Using this [x for x in wn.all_synsets('n')]
I am able to get a list allnouns
with all nouns from Wordnet with help from NLTK.
The list allnouns
looks like this Synset('pile.n.01'), Synset('compost_heap.n.01'), Synset('mass.n.03')
and so on. Now I am able to get any element by using allnouns[2]
and this should be Synset('mass.n.03')
.
I would like to extract only the word mass but for some reason I cannot treat it like a string and everything I try shows a AttributeError: 'Synset' object has no attribute
or TypeError: 'Synset' object is not subscriptable
or <bound method Synset.name of Synset('mass.n.03')>
if I try to use .name or .pos
How about trying this solution:
>>>> from nltk.corpus import wordnet as wn
>>>> wn.synset('mass.n.03').name().split(".")[0]
'mass'
For your case:
>>>> allnouns = [x for x in wn.all_synsets('n')]

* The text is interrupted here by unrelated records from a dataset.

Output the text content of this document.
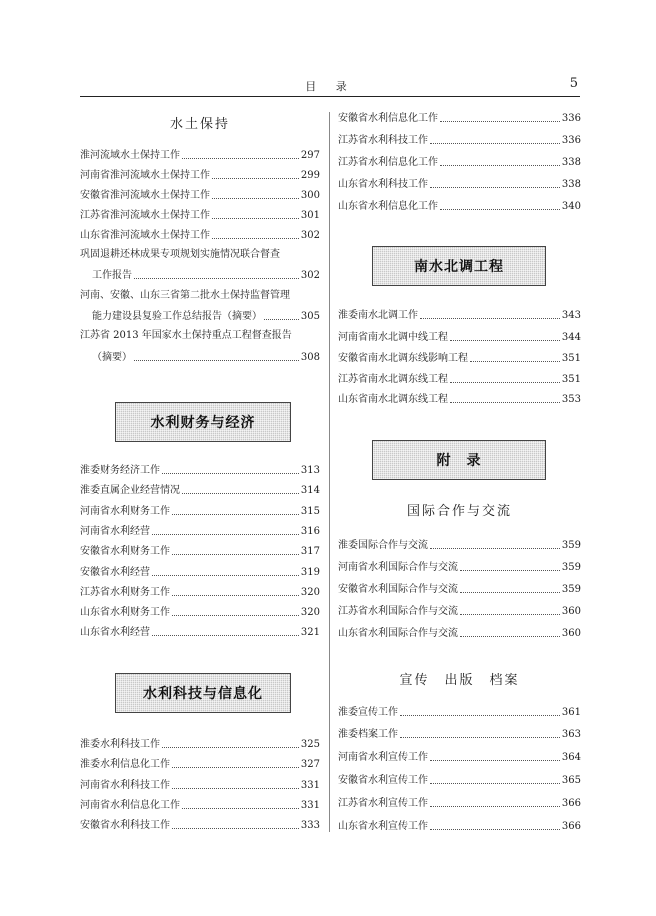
目 录	5
水土保持
淮河流域水土保持工作	297
河南省淮河流域水土保持工作	299
安徽省淮河流域水土保持工作	300
江苏省淮河流域水土保持工作	301
山东省淮河流域水土保持工作	302
巩固退耕还林成果专项规划实施情况联合督查
工作报告	302
河南、安徽、山东三省第二批水土保持监督管理
能力建设县复验工作总结报告（摘要）	305
江苏省 2013 年国家水土保持重点工程督查报告
（摘要）	308
水利财务与经济
淮委财务经济工作	313
淮委直属企业经营情况	314
河南省水利财务工作	315
河南省水利经营	316
安徽省水利财务工作	317
安徽省水利经营	319
江苏省水利财务工作	320
山东省水利财务工作	320
山东省水利经营	321
水利科技与信息化
淮委水利科技工作	325
淮委水利信息化工作	327
河南省水利科技工作	331
河南省水利信息化工作	331
安徽省水利科技工作	333
安徽省水利信息化工作	336
江苏省水利科技工作	336
江苏省水利信息化工作	338
山东省水利科技工作	338
山东省水利信息化工作	340
南水北调工程
淮委南水北调工作	343
河南省南水北调中线工程	344
安徽省南水北调东线影响工程	351
江苏省南水北调东线工程	351
山东省南水北调东线工程	353
附　录
国际合作与交流
淮委国际合作与交流	359
河南省水利国际合作与交流	359
安徽省水利国际合作与交流	359
江苏省水利国际合作与交流	360
山东省水利国际合作与交流	360
宣传　出版　档案
淮委宣传工作	361
淮委档案工作	363
河南省水利宣传工作	364
安徽省水利宣传工作	365
江苏省水利宣传工作	366
山东省水利宣传工作	366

The item at 23rd index is "Synset('substance.n.07')". Now, you can extract its name field like
>>>> allnouns[23].name().split(".")[0]
'substance' #output
If you want only the 'name' fields of the synsets of 'noun' category in the list, then use:
>>>> [x.name().split(".")[0] for x in wn.all_synsets('n')]
should exactly give the result you need.
Note: In wordnet, name
is not an attribute rather it is a function!